Travel website Skyscanner has developed a new maping tool which shows the Covid-19 travel restrictions in effect around the world.
The map, which takes data from the International Air Transport Association (IATA) as of 18 March, shows that South Africa has 120 ‘major restrictions’ from other countries in place.
This means that a country has suspended travel, may be closed to entry, or that entry may only be possible if you are a citizen/meet strict entrance requirements.
By comparison, there are currently 97 moderate restrictions in place on South Africa, where travel is possible, but only if travellers meet certain entry requirements which can include taking Covid-19 tests.

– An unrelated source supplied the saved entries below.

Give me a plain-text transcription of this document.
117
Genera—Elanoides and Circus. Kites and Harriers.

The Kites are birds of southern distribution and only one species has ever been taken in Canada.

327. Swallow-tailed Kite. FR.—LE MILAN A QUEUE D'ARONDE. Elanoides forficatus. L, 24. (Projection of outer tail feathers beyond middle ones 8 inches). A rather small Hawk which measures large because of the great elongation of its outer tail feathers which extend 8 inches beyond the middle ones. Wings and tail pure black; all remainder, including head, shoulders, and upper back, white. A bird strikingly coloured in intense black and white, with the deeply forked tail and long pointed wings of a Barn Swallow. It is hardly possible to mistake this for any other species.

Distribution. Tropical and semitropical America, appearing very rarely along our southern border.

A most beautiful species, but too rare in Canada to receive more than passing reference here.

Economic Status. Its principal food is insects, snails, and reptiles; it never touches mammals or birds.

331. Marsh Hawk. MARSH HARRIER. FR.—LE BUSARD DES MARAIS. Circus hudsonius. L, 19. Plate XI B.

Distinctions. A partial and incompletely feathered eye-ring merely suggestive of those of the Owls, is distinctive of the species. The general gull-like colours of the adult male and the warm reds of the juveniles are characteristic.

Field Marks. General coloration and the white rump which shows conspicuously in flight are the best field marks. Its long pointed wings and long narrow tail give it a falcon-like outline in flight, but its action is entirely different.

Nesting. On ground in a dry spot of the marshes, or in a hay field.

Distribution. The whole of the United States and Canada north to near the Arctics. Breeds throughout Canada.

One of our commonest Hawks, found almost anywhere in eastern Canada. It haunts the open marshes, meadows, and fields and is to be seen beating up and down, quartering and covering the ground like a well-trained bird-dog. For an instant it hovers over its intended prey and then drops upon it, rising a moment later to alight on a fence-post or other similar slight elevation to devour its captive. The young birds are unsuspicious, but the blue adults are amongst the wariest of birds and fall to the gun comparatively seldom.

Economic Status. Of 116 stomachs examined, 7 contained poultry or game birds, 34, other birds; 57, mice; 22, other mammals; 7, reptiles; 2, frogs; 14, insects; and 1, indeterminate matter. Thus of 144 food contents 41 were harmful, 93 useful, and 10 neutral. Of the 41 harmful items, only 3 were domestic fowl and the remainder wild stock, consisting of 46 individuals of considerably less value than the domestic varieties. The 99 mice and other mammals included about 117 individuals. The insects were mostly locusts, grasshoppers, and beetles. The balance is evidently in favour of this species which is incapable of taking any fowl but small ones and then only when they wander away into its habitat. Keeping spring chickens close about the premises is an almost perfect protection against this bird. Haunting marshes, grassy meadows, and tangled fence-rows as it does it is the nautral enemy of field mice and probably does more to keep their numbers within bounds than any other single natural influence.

Just eight countries have ‘low-risk restrictions’ meaning that travellers likely won’t have to face enforced quarantine periods.
This week the Irish government extended its visa-free travel ban for South Africa and some South American countries due to concerns around Covid-19.
The measures are designed to support current public health restrictions on movement – including into and out of Ireland – and the decision to introduce the ban was made based on expert public health advice from the National Public Health Emergency Team, said Ireland’s minister of Justice Helen McEntee.
A number of countries have also indicated that travellers from South Africa will be barred from entering – a sign that the country could be facing reputational damage as a result of the 501Y.V2 variant of Covid-19, which has been referred to as the “South African variant” abroad.
In addition to key target markets such as the US and UK, South Africa has also been flagged as a risk by a number of other European countries including Belgium, France, Germany, and Switzerland.
The variant was first discovered and reported by scientists in South Africa, however it has also been found to be spreading in more than 48 other countries.
By calling it the “South African variant”, a global impression has been given that South Africa is the source of the spread – when this is not the case.